In the event of an assignment or sublease, a tenant should gladly accept landlord’s right in the lease to request three (3) months (or more) of security deposit to ensure landlord has funds available to cover any potential defaults under the lease.
Tenants should accept “waiver” language in the lease that provides that in no event shall tenant be entitled to make, nor shall tenant make any claim and waives any such claim, for monetary damages based upon any claim or assertion that the owner has unreasonably withheld or unreasonably delayed its consent or approval to a proposed assignment or subletting, with tenant’s sole remedy being an action for specific performance or injunction, even where landlord has acted in bad faith.
From a landlord’s perspective, once there is an assignment or sublet, the primary tenant should no longer be liable.
Landlords should include in the lease that upon an assignment of the lease, they have the right to collect rent directly from the assignee.
Generally, upon an assignment of a lease, the named tenant and any guarantor of the lease are released from any liability under the lease.
Tenants should attempt to negotiate a basic desk sharing and permitted occupants clause, which provides that the tenant shall have the right, without landlord’s consent, to license or sublease up to 1/3 of its space in the aggregate to another user or users.

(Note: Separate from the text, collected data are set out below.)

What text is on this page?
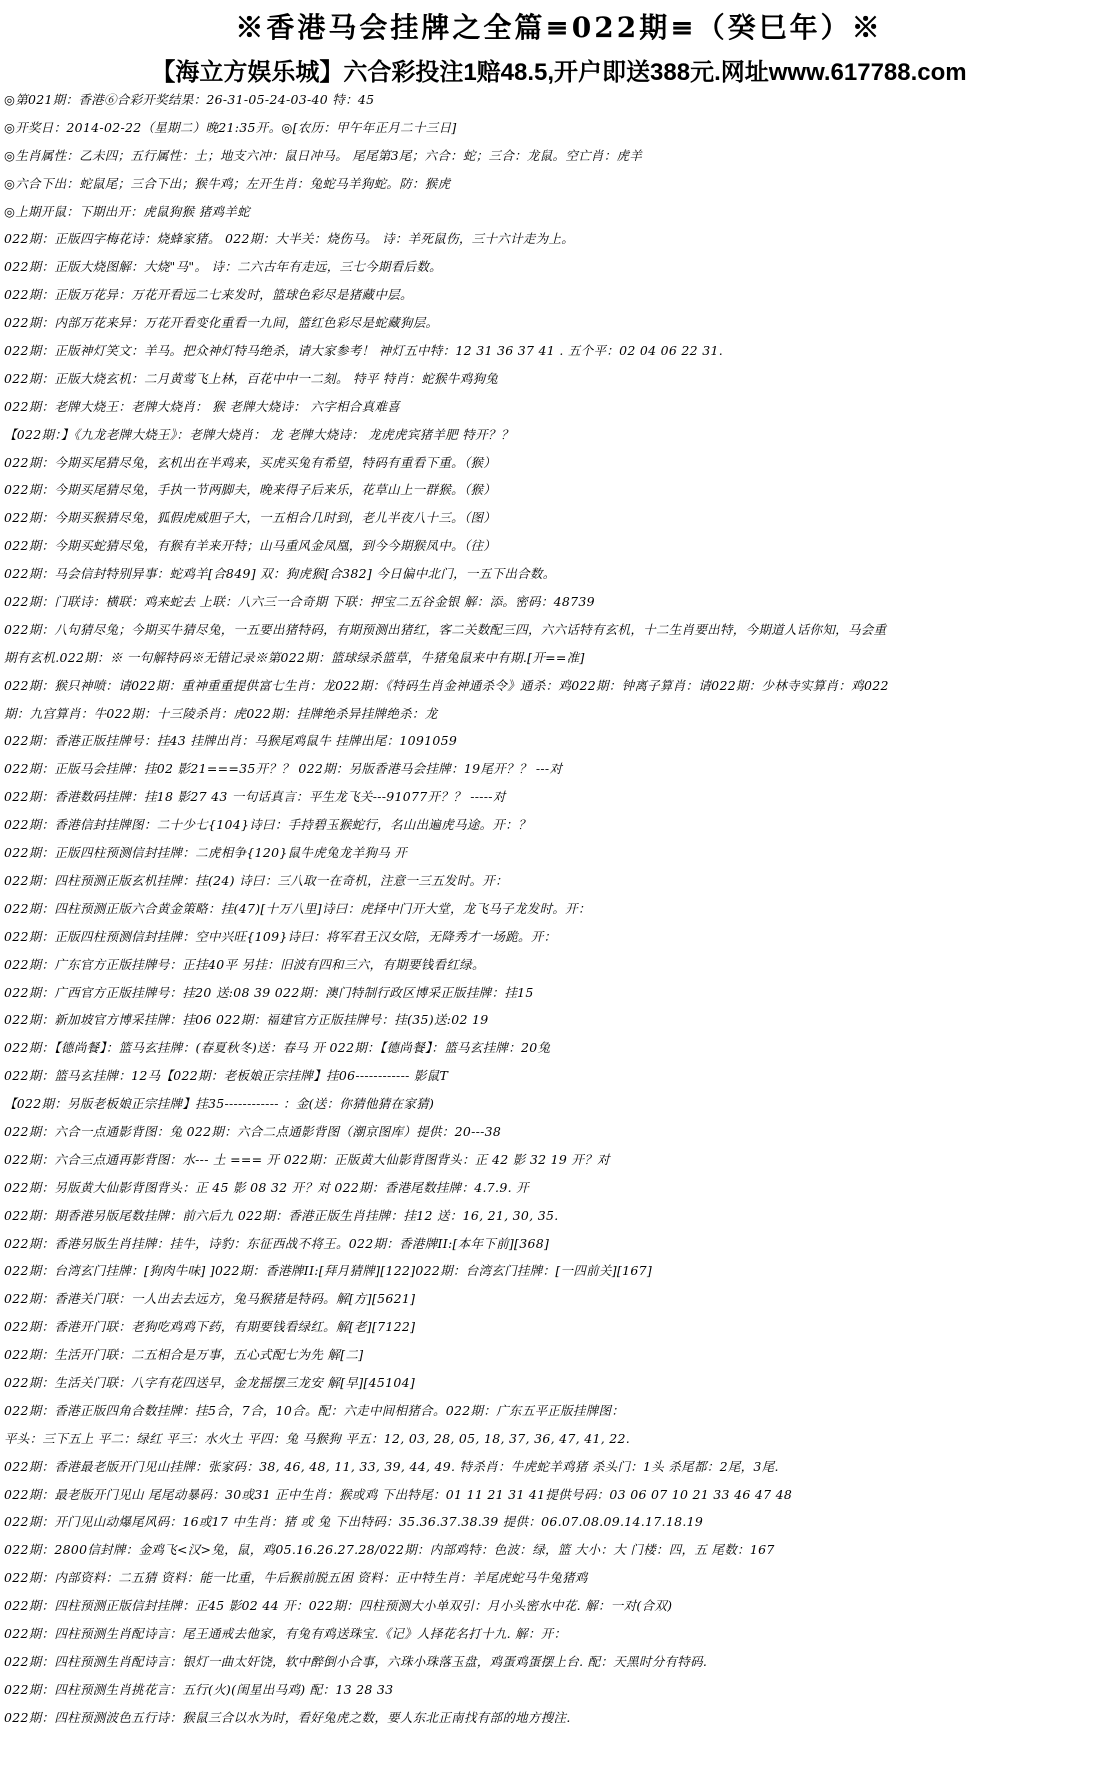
※香港马会挂牌之全篇≡022期≡（癸巳年）※
【海立方娱乐城】六合彩投注1赔48.5,开户即送388元.网址www.617788.com
◎第021期：香港⑥合彩开奖结果：26-31-05-24-03-40 特：45
◎开奖日：2014-02-22（星期二）晚21:35开。◎[农历：甲午年正月二十三日]
◎生肖属性：乙未四；五行属性：土；地支六冲：鼠日冲马。 尾尾第3尾；六合：蛇；三合：龙鼠。空亡肖：虎羊
◎六合下出：蛇鼠尾；三合下出；猴牛鸡；左开生肖：兔蛇马羊狗蛇。防：猴虎
◎上期开鼠：下期出开：虎鼠狗猴 猪鸡羊蛇
022期：正版四字梅花诗：烧蜂家猪。 022期：大半关：烧伤马。 诗：羊死鼠伤，三十六计走为上。
022期：正版大烧图解：大烧"马"。 诗：二六古年有走远，三七今期看后数。
022期：正版万花异：万花开看远二七来发时，篮球色彩尽是猪藏中层。
022期：内部万花来异：万花开看变化重看一九间，篮红色彩尽是蛇藏狗层。
022期：正版神灯笑文：羊马。把众神灯特马绝杀，请大家参考！ 神灯五中特：12 31 36 37 41 . 五个平：02 04 06 22 31.
022期：正版大烧玄机：二月黄莺飞上林，百花中中一二刻。 特平 特肖：蛇猴牛鸡狗兔
022期：老牌大烧王：老牌大烧肖： 猴 老牌大烧诗： 六字相合真难喜
【022期：】《九龙老牌大烧王》：老牌大烧肖： 龙 老牌大烧诗： 龙虎虎宾猪羊肥 特开？？
022期：今期买尾猜尽兔，玄机出在半鸡来，买虎买兔有希望，特码有重看下重。（猴）
022期：今期买尾猜尽兔，手执一节两脚夫，晚来得子后来乐，花草山上一群猴。（猴）
022期：今期买猴猜尽兔，狐假虎威胆子大，一五相合几时到，老儿半夜八十三。（图）
022期：今期买蛇猜尽兔，有猴有羊来开特；山马重风金凤凰，到今今期猴凤中。（往）
022期：马会信封特别异事：蛇鸡羊[合849] 双：狗虎猴[合382] 今日偏中北门，一五下出合数。
022期：门联诗：横联：鸡来蛇去 上联：八六三一合奇期 下联：押宝二五谷金银 解：添。密码：48739
022期：八句猜尽兔；今期买牛猜尽兔，一五要出猪特码，有期预测出猪红，客二关数配三四，六六话特有玄机，十二生肖要出特，今期道人话你知，马会重
期有玄机.022期：※ 一句解特码※无错记录※第022期：篮球绿杀篮草，牛猪兔鼠来中有期.[开==准]
022期：猴只神喷：请022期：重神重重提供富七生肖：龙022期：《特码生肖金神通杀令》通杀：鸡022期：钟离子算肖：请022期：少林寺实算肖：鸡022
期：九宫算肖：牛022期：十三陵杀肖：虎022期：挂牌绝杀异挂牌绝杀：龙
022期：香港正版挂牌号：挂43 挂牌出肖：马猴尾鸡鼠牛 挂牌出尾：1091059
022期：正版马会挂牌：挂02 影21===35开？？ 022期：另版香港马会挂牌：19尾开？？ ---对
022期：香港数码挂牌：挂18 影27 43 一句话真言：平生龙飞关---91077开？？ -----对
022期：香港信封挂牌图：二十少七{104}诗曰：手持碧玉猴蛇行，名山出遍虎马途。开：？
022期：正版四柱预测信封挂牌：二虎相争{120}鼠牛虎兔龙羊狗马 开
022期：四柱预测正版玄机挂牌：挂(24) 诗曰：三八取一在奇机，注意一三五发时。开：
022期：四柱预测正版六合黄金策略：挂(47)[十万八里]诗曰：虎择中门开大堂，龙飞马子龙发时。开：
022期：正版四柱预测信封挂牌：空中兴旺{109}诗曰：将军君王汉女陪，无降秀才一场跪。开：
022期：广东官方正版挂牌号：正挂40平 另挂：旧波有四和三六，有期要钱看红绿。
022期：广西官方正版挂牌号：挂20 送:08 39 022期：澳门特制行政区博采正版挂牌：挂15
022期：新加坡官方博采挂牌：挂06 022期：福建官方正版挂牌号：挂(35)送:02 19
022期：【德尚餐】：篮马玄挂牌：(春夏秋冬)送：春马 开 022期：【德尚餐】：篮马玄挂牌：20兔
022期：篮马玄挂牌：12马【022期：老板娘正宗挂牌】挂06------------ 影鼠T
【022期：另版老板娘正宗挂牌】挂35------------ ：金(送：你猜他猜在家猜)
022期：六合一点通影背图：兔 022期：六合二点通影背图（潮京图库）提供：20---38
022期：六合三点通再影背图：水--- 土 === 开 022期：正版黄大仙影背图背头：正 42 影 32 19 开？对
022期：另版黄大仙影背图背头：正 45 影 08 32 开？对 022期：香港尾数挂牌：4.7.9. 开
022期：期香港另版尾数挂牌：前六后九 022期：香港正版生肖挂牌：挂12 送：16, 21, 30, 35.
022期：香港另版生肖挂牌：挂牛，诗豹：东征西战不将王。022期：香港牌II:[本年下前][368]
022期：台湾玄门挂牌：[狗肉牛味] ]022期：香港牌II:[拜月猜牌][122]022期：台湾玄门挂牌：[一四前关][167]
022期：香港关门联：一人出去去远方，兔马猴猪是特码。解[方][5621]
022期：香港开门联：老狗吃鸡鸡下药，有期要钱看绿红。解[老][7122]
022期：生活开门联：二五相合是万事，五心式配七为先 解[二]
022期：生活关门联：八字有花四送早，金龙摇摆三龙安 解[早][45104]
022期：香港正版四角合数挂牌：挂5合，7合，10合。配：六走中间相猪合。022期：广东五平正版挂牌图：
平头：三下五上 平二：绿红 平三：水火土 平四：兔 马猴狗 平五：12, 03, 28, 05, 18, 37, 36, 47, 41, 22.
022期：香港最老版开门见山挂牌：张家码：38, 46, 48, 11, 33, 39, 44, 49. 特杀肖：牛虎蛇羊鸡猪 杀头门：1头 杀尾都：2尾，3尾.
022期：最老版开门见山 尾尾动暴码：30或31 正中生肖：猴或鸡 下出特尾：01 11 21 31 41提供号码：03 06 07 10 21 33 46 47 48
022期：开门见山动爆尾风码：16或17 中生肖：猪 或 兔 下出特码：35.36.37.38.39 提供：06.07.08.09.14.17.18.19
022期：2800信封牌：金鸡飞<汉>兔，鼠，鸡05.16.26.27.28/022期：内部鸡特：色波：绿，篮 大小：大 门楼：四，五 尾数：167
022期：内部资料：二五猜 资料：能一比重，牛后猴前脱五困 资料：正中特生肖：羊尾虎蛇马牛兔猪鸡
022期：四柱预测正版信封挂牌：正45 影02 44 开：022期：四柱预测大小单双引：月小头密水中花. 解：一对(合双)
022期：四柱预测生肖配诗言：尾王通戒去他家，有兔有鸡送珠宝.《记》人择花名打十九. 解：开：
022期：四柱预测生肖配诗言：银灯一曲太奸饶，软中醉倒小合事，六珠小珠落玉盘，鸡蛋鸡蛋摆上台. 配：天黑时分有特码.
022期：四柱预测生肖挑花言：五行(火)(闺星出马鸡) 配：13 28 33
022期：四柱预测波色五行诗：猴鼠三合以水为时，看好兔虎之数，要人东北正南找有部的地方搜注.
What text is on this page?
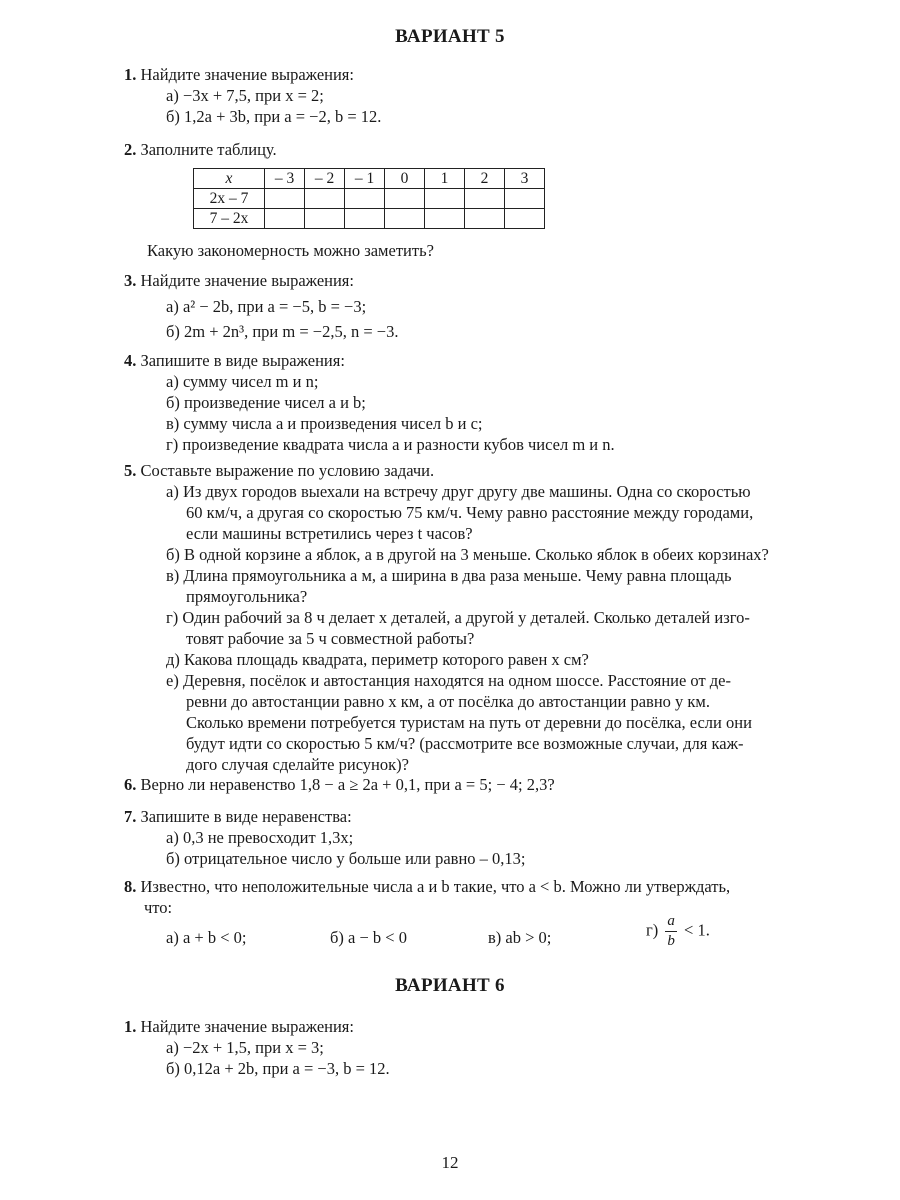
ВАРИАНТ 5
1. Найдите значение выражения:
а) −3x + 7,5, при x = 2;
б) 1,2a + 3b, при a = −2, b = 12.
2. Заполните таблицу.
x	– 3	– 2	– 1	0	1	2	3
2x – 7							
7 – 2x							
Какую закономерность можно заметить?
3. Найдите значение выражения:
а) a² − 2b, при a = −5, b = −3;
б) 2m + 2n³, при m = −2,5, n = −3.
4. Запишите в виде выражения:
а) сумму чисел m и n;
б) произведение чисел a и b;
в) сумму числа a и произведения чисел b и c;
г) произведение квадрата числа a и разности кубов чисел m и n.
5. Составьте выражение по условию задачи.
а) Из двух городов выехали на встречу друг другу две машины. Одна со скоростью
60 км/ч, а другая со скоростью 75 км/ч. Чему равно расстояние между городами,
если машины встретились через t часов?
б) В одной корзине a яблок, а в другой на 3 меньше. Сколько яблок в обеих корзинах?
в) Длина прямоугольника a м, а ширина в два раза меньше. Чему равна площадь
прямоугольника?
г) Один рабочий за 8 ч делает x деталей, а другой y деталей. Сколько деталей изго-
товят рабочие за 5 ч совместной работы?
д) Какова площадь квадрата, периметр которого равен x см?
е) Деревня, посёлок и автостанция находятся на одном шоссе. Расстояние от де-
ревни до автостанции равно x км, а от посёлка до автостанции равно y км.
Сколько времени потребуется туристам на путь от деревни до посёлка, если они
будут идти со скоростью 5 км/ч? (рассмотрите все возможные случаи, для каж-
дого случая сделайте рисунок)?
6. Верно ли неравенство 1,8 − a ≥ 2a + 0,1, при a = 5; − 4; 2,3?
7. Запишите в виде неравенства:
а) 0,3 не превосходит 1,3x;
б) отрицательное число y больше или равно – 0,13;
8. Известно, что неположительные числа a и b такие, что a < b. Можно ли утверждать,
что:
а) a + b < 0;	б) a − b < 0	в) ab > 0;	$г) \frac{a}{b} < 1$.
ВАРИАНТ 6
1. Найдите значение выражения:
а) −2x + 1,5, при x = 3;
б) 0,12a + 2b, при a = −3, b = 12.
12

Tenants and their leasing professionals should make sure that any rights of landlord as to recapture or profit sharing do not apply to any permitted occupant or desk sharing arrangement.
Although not necessarily common in retail leases, it would be in the best interest of a retail tenant to request a permitted occupant provision to (i) drive additional traffic to the space, (ii) make better use of the allotted space and (iii) help it effectively reduce its rent (given that the permitted occupant will be paying the tenant for its permitted occupancy).
The benefits of subleasing space for a potential subtenant include: (i) below market rents; (ii) pre-built office space without the necessity of large capital expenditures; and (iii) the potential inclusion of modern phone, furniture and modular work station systems, not to mention filing cabinets and chairs at little or no cost to the subtenant.
When subletting a space, a tenant generally remains primarily liable for its financial and non-financial liabilities to the landlord, despite the sublease.
Despite its lack of direct privity with the landlord, a subtenant need not be concerned about a failure of the sublandlord to perform its obligations under the lease.
Tenant advocates should include language in the assignment and subletting provision stating that “Landlord should not be allowed to unreasonably withhold, condition or delay its consent.”
In an assignment and subletting clause, many leases provide that the space can be advertised or subleased for an amount less than the lower of the rental called for in the lease or the then fair market value.
In addition to trying to secure a landlord non-disturbance and attornment agreement (“NDA”) during the sublet consent process, potential subtenants should negotiate with the sublandlord that they can provide the security deposit in the form of a letter of credit to protect themselves in the event the sublandlord defaults under the master lease and/or goes bankrupt.
It is assumed that all permitted subtenants (or assignees) are allowed to exercise the tenant’s renewal rights under the lease, even without language in the lease stating same.
In a market where current rents are high, but the rent under the lease provides for a significantly below market rent, landlords may strongly consider electing to recapture the premises in the event of a proposed transfer by tenant.
Tenants and potential subtenants should know that “time kills deals,” and unless negotiated otherwise before a tenant signs its lease, landlords generally have at least thirty (30) days, if not more, from the receipt of a completed sublease package to make a decision as to whether to consent to the sublease (or recapture the space).